XML, which structures and describes data in text format, is taking over from proprietary data formats, but unlike HTML it has nothing to say about data representation--this is XSL's job. XSL has two parts, XLST and XSL-FO, and though the latter is little used as yet Professional XSL covers it thoroughly.

Professional XSL starts with an awkward introduction to the declarative XLST language, its associated stylesheets, namespaces and the XPath language. As you need them all to do anything--and declarative programming experience is now rare--it makes for a brain aching beginning. Interestingly, you first learn how to create a default template which produces no output.
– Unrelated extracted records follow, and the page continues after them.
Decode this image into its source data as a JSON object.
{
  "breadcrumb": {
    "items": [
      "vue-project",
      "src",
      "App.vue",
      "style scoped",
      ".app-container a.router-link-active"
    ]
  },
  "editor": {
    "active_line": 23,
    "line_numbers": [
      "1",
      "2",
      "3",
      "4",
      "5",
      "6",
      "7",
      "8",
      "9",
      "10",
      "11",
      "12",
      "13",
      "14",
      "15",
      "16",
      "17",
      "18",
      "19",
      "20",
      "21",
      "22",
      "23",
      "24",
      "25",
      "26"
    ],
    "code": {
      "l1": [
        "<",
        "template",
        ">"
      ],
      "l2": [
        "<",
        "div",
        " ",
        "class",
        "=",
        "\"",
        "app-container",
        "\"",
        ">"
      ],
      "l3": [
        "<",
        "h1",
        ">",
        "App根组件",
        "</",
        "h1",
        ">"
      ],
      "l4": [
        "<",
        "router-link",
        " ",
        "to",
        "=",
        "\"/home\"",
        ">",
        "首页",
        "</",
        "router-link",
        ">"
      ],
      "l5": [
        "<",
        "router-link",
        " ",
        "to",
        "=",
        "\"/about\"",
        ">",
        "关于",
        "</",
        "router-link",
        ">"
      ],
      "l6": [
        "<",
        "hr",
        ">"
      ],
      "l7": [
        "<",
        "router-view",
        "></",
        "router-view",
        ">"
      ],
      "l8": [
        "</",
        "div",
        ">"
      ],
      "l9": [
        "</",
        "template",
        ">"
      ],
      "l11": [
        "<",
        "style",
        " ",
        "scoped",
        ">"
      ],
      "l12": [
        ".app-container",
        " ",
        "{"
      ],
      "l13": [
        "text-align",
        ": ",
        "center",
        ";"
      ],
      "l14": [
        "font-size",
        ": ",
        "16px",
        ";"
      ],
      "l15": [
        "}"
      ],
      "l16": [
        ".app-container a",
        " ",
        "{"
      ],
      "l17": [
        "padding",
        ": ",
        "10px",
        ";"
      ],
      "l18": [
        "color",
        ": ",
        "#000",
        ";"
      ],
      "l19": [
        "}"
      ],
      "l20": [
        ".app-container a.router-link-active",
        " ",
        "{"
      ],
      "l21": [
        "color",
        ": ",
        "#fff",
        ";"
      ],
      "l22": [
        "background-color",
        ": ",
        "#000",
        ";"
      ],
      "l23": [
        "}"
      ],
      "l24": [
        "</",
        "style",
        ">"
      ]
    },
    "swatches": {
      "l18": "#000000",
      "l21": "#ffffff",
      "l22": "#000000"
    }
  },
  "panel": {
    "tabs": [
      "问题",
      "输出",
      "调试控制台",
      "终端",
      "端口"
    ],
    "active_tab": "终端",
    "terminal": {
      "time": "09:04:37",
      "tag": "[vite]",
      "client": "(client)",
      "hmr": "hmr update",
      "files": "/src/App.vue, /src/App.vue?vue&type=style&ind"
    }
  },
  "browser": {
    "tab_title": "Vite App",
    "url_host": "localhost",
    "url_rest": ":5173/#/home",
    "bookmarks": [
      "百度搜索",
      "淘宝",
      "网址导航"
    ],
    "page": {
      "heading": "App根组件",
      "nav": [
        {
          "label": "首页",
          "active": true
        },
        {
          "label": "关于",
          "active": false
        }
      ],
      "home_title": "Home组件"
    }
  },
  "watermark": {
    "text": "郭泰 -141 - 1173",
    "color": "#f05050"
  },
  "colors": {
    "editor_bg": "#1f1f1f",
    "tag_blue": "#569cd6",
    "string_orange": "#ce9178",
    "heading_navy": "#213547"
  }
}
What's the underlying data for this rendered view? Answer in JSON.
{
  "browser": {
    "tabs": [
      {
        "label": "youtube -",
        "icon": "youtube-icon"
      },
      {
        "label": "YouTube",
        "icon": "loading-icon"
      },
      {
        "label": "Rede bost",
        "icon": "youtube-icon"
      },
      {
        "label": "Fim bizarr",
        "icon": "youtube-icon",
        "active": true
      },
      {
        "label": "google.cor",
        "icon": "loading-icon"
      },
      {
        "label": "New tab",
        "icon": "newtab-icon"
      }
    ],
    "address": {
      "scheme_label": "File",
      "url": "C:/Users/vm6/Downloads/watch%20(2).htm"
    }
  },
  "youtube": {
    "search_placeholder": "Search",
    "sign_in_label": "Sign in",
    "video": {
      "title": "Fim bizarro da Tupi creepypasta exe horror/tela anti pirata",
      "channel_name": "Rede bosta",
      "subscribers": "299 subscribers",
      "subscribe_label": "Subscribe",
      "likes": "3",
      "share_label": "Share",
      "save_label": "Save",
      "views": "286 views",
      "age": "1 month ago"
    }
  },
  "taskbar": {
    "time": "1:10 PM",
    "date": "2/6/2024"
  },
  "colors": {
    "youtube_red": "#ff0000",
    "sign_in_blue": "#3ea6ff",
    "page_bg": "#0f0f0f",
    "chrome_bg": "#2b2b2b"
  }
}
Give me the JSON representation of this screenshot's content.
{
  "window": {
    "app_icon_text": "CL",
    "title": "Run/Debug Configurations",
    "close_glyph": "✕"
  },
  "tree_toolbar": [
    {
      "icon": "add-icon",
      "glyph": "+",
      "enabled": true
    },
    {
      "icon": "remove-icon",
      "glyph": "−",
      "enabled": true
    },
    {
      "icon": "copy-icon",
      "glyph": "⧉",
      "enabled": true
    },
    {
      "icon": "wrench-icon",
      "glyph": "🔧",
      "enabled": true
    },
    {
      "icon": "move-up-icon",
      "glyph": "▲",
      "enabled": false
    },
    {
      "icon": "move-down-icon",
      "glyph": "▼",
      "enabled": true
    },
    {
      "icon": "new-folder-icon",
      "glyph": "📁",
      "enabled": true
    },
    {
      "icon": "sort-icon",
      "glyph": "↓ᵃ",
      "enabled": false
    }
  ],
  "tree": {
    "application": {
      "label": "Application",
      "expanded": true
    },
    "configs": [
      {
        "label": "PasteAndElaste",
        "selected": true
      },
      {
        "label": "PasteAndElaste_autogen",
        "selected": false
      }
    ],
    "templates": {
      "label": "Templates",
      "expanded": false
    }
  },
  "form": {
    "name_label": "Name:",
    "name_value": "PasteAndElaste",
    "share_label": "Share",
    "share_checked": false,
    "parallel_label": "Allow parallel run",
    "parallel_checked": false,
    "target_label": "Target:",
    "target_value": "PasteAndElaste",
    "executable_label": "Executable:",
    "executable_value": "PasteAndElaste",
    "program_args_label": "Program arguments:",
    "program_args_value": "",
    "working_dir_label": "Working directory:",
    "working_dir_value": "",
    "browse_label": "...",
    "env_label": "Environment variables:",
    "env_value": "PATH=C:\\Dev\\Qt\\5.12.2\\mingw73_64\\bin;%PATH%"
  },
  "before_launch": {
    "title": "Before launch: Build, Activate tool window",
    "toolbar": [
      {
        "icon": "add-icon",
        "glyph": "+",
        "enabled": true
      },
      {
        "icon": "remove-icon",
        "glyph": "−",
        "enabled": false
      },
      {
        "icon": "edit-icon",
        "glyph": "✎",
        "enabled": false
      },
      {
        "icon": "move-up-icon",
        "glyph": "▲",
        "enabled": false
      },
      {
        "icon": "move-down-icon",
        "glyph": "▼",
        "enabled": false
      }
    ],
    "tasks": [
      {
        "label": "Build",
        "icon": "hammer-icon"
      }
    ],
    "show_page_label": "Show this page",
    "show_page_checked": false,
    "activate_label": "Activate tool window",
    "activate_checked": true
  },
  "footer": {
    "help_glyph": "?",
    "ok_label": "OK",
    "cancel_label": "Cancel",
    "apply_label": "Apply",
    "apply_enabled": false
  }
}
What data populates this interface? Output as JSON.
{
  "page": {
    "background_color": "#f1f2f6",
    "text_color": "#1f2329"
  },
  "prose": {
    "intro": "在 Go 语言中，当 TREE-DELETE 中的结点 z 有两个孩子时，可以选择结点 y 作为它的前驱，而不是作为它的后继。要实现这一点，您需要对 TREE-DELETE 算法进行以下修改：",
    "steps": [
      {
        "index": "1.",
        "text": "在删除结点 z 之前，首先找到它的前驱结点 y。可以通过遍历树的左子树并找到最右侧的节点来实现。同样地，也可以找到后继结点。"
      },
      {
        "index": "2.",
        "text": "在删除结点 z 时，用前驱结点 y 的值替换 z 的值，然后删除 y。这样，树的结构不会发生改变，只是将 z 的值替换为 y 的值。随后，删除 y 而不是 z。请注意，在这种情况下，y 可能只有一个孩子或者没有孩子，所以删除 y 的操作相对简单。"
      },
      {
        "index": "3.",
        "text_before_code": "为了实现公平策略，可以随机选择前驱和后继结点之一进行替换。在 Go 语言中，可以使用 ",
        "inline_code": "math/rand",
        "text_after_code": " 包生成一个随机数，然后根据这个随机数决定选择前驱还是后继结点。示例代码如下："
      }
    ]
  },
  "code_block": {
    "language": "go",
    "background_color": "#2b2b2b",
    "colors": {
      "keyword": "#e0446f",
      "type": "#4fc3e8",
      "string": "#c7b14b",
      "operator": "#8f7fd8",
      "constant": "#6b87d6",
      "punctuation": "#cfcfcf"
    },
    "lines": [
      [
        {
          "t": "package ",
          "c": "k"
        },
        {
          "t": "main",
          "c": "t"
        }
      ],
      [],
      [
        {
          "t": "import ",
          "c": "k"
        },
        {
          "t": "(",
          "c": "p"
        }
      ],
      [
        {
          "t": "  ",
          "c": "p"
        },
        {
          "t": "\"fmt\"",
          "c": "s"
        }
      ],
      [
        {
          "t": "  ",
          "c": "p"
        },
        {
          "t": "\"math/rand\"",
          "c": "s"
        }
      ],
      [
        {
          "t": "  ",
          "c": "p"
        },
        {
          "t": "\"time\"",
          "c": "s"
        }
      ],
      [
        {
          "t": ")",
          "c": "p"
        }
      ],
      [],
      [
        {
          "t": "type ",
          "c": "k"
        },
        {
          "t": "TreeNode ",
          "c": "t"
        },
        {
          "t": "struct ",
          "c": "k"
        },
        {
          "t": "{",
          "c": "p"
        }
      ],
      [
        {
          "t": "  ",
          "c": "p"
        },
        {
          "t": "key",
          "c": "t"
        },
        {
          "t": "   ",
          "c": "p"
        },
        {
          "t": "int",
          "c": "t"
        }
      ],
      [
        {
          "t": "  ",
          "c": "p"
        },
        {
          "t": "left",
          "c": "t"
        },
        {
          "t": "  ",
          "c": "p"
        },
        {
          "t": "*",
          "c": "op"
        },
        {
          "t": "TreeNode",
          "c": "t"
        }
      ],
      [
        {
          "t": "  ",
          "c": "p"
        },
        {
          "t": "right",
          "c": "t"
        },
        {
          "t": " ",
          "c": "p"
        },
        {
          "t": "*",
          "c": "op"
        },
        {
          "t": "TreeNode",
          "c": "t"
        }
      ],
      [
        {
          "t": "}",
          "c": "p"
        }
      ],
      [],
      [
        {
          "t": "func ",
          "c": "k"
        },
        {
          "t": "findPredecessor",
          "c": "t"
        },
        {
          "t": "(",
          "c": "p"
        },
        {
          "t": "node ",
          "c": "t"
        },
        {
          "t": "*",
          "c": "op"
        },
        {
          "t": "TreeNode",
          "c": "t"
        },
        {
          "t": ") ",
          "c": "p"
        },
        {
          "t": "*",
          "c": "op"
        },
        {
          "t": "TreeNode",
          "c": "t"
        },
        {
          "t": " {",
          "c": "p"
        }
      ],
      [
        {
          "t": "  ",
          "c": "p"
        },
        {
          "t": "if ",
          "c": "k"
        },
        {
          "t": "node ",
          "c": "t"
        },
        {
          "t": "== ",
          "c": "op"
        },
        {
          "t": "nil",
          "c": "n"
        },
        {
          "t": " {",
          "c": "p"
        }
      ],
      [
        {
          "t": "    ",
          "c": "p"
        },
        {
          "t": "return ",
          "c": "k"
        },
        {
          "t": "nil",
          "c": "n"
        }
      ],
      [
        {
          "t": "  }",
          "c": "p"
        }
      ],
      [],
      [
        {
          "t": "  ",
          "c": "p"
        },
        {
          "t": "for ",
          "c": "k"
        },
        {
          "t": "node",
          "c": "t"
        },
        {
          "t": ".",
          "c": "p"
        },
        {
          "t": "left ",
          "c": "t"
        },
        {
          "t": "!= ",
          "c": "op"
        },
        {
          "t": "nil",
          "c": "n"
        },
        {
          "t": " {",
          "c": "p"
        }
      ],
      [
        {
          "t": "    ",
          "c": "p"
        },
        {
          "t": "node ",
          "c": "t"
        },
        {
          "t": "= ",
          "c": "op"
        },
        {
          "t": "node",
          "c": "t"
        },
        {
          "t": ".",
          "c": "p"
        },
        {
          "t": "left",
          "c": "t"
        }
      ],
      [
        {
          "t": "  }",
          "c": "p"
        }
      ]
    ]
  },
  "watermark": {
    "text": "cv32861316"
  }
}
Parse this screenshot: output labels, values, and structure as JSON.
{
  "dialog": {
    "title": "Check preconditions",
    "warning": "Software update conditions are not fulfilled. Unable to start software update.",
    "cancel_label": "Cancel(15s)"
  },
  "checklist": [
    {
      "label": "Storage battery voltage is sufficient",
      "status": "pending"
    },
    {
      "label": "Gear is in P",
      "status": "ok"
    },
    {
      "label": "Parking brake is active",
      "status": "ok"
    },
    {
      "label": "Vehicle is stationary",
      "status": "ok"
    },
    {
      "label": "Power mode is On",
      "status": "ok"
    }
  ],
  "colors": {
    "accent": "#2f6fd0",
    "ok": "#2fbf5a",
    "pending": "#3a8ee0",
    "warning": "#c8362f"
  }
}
After mastering XSLT grammar and syntax you move on to XML transformations using DOM and SAX (simple API for XML) with Java and VB, followed by the obligatory section on Microsoft's aberrant implementations of the XLS standard. The book even covers the various XML image standards--including W3C's SVG--and VoiceMail XML.

Overall, this is probably the clearest exposition of XSL available. However, XSL suffers from a combination of creeping proprietary featuritus and incompatible "standards". In Professional XSL it comes across as powerful but messy, incomplete, poorly supported and immature. This is probably why XSL's most common use remains converting data to Web pages--though as the case studies show, it can potentially do far more. Despite the problems, the combination of relentless explanation coupled with code examples of every aspect of XSL discussed makes this a highly practical choice for the XSL programmer. --Steve Patient

Synopsis

XSL is a vital companion to XML and is used for two main purposes: to format or style XML data (like Cascading Stylesheets) so that it can be displayed in a browser, and to transform XML data. When you transform and XML document, you manipulate the data into a new structure, for example, re-ordering the data. This enables the same data store to be used in an unlimited number of ways. It is the transformation ability that gives XSL (and therefore XML) its real power. You can imagine XSL as a bridging mechanism between your XML data store and the browser. It does a similar job to ASP, but it is platform independent. XSL can also be used to transform XML into other text formats (eg HTML).